Ich vergraul den Kleinen den McD keineswegs, geh ja selber viel zu gern hin :-))
Was ich mit dem Tschuniortütenritual meinte, war, dass wenn der Koch beispielsweise grad irrsinnig gute BigMacs macht, weithin gerühmt und mit frischesten saisonalen Zutaten bereitet usw usf, dass also diese Wunderbigmacs trotzdem bei der Jugend keine Chance auf Anerkennung finden, weil halt kein Spielzeug dabei ist. Klar?

Ansonsten meinen gerührten Dank für die Anteilnahme, v.a. mradlbergers Outing find ich erschütternd, im besten Sinn! Hab Dank für so viel Offenheit, ist in diesem Weblog nicht alltäglich! Gibst Du mir vielleicht noch einen Tipp, wo man eine solche Ehefrau findet? (Ach nein, ich hab ja eh schon eine, tschuldigung...) Jedenfalls tausend Rosen zum Muttertag, so lautet meine Empfehlung, lieber Bikerfreund ;-)))

Was mir noch zum Thema, liebe Alma, einfällt: mein kleines, feines Ritual nach getaner Arbeit, vorzugsweise gegen Mitternacht, ganz allein - eine junge schlanke Banane und Nutella draufgeschmiert. Sozusagen Kindheitstraumverwirklichung, weil Nutella hamma uns echt nicht leisten können, aber seit sie mich in Lignano als Vierjährigen damit bekanntgemacht haben, bestand das Paradies aus diesen ovalen, griffigen Gläsern mit dem weißen Deckel und dem braunen Patz drin.

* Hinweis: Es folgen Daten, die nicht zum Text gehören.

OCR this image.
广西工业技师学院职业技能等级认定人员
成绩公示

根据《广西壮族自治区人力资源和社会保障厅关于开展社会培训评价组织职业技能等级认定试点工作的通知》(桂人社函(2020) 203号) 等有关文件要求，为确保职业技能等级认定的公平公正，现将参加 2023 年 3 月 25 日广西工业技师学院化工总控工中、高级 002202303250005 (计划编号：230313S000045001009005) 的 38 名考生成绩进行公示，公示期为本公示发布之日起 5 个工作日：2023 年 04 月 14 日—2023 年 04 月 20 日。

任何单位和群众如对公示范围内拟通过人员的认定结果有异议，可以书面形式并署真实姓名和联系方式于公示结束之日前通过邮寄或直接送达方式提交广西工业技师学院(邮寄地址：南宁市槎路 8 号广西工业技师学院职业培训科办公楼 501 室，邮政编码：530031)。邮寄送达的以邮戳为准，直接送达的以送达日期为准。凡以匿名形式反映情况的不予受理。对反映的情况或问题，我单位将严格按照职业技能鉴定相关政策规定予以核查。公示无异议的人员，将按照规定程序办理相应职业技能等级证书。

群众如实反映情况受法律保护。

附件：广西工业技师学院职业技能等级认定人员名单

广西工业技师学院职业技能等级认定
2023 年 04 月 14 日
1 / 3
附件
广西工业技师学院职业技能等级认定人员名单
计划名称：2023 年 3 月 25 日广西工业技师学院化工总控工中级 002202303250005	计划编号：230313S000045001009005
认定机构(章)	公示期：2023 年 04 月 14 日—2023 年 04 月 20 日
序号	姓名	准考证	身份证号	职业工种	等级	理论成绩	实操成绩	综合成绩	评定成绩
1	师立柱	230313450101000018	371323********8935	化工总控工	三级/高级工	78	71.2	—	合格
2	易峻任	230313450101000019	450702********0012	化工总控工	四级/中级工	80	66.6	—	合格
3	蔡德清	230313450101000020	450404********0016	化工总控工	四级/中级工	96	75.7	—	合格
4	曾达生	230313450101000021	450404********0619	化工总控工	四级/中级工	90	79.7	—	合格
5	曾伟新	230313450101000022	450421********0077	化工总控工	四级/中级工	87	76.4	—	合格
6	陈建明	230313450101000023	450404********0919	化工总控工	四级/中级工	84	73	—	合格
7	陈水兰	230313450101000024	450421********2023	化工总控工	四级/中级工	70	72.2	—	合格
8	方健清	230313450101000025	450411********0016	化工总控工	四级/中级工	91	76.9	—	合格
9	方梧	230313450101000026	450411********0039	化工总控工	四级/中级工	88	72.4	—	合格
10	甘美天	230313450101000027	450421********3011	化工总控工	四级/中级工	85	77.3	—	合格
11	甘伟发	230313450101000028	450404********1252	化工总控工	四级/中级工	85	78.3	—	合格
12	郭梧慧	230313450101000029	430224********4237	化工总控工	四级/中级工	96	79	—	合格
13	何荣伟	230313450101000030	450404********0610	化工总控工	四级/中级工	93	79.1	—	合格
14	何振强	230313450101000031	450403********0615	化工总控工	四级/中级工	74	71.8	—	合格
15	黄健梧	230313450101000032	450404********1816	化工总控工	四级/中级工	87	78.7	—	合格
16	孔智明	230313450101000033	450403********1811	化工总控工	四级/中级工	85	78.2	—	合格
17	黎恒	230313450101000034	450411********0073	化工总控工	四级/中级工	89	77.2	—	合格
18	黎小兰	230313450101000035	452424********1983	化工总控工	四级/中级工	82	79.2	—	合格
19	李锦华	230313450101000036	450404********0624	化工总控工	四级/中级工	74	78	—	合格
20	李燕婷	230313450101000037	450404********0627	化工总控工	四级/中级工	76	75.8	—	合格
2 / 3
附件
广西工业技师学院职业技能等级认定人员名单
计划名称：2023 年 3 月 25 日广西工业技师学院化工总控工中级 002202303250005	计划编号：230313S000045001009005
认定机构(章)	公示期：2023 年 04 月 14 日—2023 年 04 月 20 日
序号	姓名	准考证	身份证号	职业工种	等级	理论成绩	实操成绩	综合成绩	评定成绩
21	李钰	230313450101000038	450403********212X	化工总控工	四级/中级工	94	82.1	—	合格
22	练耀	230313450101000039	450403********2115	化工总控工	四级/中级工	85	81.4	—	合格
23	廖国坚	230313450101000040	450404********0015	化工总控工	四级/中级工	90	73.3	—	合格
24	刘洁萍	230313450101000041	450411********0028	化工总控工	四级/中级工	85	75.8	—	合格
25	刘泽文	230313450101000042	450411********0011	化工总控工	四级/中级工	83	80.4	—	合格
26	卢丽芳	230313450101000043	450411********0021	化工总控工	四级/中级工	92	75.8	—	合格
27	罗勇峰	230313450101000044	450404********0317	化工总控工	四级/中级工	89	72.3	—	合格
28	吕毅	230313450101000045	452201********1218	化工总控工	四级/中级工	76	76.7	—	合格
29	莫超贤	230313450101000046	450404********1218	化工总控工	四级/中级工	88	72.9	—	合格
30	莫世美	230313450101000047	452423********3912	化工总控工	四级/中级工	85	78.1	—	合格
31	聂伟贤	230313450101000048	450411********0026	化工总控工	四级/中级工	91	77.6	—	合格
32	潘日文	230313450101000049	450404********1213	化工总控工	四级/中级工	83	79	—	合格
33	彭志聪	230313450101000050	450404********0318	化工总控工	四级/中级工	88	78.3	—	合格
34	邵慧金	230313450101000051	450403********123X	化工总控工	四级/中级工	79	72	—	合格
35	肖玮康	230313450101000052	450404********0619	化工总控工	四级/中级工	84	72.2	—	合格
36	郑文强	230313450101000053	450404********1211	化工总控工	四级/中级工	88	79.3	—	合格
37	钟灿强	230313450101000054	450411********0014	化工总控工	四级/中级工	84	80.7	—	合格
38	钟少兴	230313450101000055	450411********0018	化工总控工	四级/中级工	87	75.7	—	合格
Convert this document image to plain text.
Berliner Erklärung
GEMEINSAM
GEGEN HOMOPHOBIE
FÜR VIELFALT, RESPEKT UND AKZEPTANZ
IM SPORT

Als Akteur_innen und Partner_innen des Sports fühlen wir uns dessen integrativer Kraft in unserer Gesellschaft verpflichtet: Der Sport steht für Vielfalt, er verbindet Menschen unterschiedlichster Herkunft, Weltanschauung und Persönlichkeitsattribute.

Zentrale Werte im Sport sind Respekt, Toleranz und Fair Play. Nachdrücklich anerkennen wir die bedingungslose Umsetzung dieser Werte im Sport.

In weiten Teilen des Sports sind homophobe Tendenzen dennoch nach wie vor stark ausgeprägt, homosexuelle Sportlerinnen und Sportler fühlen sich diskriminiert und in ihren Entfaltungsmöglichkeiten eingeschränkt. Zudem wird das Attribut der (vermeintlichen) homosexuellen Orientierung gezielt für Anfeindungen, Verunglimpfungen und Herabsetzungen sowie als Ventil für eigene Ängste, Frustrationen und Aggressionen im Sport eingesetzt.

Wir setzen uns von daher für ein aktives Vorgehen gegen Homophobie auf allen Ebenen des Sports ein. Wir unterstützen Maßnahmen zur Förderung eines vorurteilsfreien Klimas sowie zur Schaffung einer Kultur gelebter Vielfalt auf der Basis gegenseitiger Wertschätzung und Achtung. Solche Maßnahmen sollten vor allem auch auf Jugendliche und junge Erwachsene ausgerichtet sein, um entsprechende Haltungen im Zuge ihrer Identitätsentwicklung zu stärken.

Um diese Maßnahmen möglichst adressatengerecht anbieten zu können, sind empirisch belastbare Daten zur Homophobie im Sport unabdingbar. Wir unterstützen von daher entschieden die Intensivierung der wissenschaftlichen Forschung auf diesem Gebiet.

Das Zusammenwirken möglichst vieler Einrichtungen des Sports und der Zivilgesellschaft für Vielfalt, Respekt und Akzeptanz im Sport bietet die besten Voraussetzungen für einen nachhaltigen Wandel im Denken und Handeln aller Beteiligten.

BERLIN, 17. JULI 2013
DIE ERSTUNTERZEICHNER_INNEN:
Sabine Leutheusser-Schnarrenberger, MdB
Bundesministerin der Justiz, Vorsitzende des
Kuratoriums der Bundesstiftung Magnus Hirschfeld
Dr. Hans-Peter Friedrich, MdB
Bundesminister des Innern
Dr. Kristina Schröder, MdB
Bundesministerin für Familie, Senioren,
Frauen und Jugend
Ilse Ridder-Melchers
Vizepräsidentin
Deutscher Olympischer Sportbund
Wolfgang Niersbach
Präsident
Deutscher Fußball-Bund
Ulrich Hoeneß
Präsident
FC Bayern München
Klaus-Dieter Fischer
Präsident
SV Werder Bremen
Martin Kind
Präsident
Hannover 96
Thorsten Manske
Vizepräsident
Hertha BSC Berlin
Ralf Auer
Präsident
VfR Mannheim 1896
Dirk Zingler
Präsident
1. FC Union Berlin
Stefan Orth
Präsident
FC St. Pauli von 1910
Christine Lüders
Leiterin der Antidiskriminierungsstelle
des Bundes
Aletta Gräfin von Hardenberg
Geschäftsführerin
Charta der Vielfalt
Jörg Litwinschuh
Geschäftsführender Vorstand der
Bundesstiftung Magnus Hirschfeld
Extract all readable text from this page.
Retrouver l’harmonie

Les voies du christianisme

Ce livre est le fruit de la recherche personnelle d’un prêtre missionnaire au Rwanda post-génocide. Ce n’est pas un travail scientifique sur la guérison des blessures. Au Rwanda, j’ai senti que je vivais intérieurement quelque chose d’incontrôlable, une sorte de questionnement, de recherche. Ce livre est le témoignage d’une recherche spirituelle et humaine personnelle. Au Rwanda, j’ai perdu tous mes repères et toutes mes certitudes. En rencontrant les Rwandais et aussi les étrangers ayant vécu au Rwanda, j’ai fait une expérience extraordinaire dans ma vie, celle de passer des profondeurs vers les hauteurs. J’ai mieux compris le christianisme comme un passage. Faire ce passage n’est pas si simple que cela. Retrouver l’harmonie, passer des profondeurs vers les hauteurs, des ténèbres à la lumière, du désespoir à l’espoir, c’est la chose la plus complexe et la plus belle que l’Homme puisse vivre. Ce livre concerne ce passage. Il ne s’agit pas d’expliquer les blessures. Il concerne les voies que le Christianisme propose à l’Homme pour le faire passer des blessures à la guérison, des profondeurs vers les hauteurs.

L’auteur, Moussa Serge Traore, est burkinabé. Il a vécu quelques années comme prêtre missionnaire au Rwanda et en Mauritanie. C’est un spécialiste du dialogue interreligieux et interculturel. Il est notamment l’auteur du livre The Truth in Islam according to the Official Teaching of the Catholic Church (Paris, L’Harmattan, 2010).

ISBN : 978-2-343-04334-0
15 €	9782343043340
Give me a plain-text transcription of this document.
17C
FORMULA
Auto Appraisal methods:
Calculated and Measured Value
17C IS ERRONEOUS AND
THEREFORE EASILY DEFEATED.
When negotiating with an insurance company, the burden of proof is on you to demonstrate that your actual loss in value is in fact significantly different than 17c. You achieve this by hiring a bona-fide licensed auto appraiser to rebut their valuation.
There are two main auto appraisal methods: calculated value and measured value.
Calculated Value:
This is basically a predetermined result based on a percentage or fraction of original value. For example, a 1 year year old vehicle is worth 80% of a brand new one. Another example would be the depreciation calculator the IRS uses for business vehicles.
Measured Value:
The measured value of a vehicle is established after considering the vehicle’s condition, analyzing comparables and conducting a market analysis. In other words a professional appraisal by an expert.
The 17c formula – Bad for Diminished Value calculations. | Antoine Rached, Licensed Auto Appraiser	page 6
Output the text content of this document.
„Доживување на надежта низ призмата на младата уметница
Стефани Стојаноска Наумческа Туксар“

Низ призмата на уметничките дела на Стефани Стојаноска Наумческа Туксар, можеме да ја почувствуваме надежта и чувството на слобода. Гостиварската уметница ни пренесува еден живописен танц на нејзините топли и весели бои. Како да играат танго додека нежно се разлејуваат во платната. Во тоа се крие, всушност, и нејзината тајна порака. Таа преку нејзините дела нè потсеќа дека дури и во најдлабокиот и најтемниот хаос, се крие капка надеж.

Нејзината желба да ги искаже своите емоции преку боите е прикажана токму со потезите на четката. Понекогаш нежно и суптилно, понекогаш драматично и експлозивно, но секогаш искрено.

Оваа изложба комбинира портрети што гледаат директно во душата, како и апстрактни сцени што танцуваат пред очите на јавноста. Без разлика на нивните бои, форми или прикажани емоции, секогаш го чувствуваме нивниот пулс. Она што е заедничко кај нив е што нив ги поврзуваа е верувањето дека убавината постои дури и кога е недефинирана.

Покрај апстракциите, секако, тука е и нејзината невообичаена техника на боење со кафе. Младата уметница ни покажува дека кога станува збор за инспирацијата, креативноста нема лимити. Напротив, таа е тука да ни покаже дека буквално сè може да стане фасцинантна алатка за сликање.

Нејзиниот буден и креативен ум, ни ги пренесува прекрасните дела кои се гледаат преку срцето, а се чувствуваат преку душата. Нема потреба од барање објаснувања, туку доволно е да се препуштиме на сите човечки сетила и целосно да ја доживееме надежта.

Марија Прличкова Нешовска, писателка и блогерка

PS @mrb: (r) passt schon, heißt DER kubse, zumindest im Nominativ, nicht im Genetiv.

PICCOLO, 08.01.07 @ 22:28

Animal ohne Ritual
..das ich bin... Den Kindern den Mäcki vergraulen, das hätte ich nie übers Herz gebracht. MAn braucht auch keine grauslichen Sachen darüber zu erzählen. Die beste Art Kinder zu guten Essern zu machen ist die vordere Kalbshaxe. Mit dem Knochen gebraten und schön zart. Das dürfen sie dann mit den Fingern abklauben. Oder gute Spareribs. Das Spielzeug dazu kauft man sich einfach, aber Kinder die mit den Fingern solche guten Sachen essen lernen, werden keine Dauer Burger Esser. Ich habe das vielen Leuten schon geraten und oft auch gute Rückmeldung erhaltne, weil die heutigen Hausfrauen einfach nicht auf solche einfache Ideen kommen.
Prost Neujahr Allerseits! Bleibts gesund und haltest die Ohren und alles andere auch schön steif!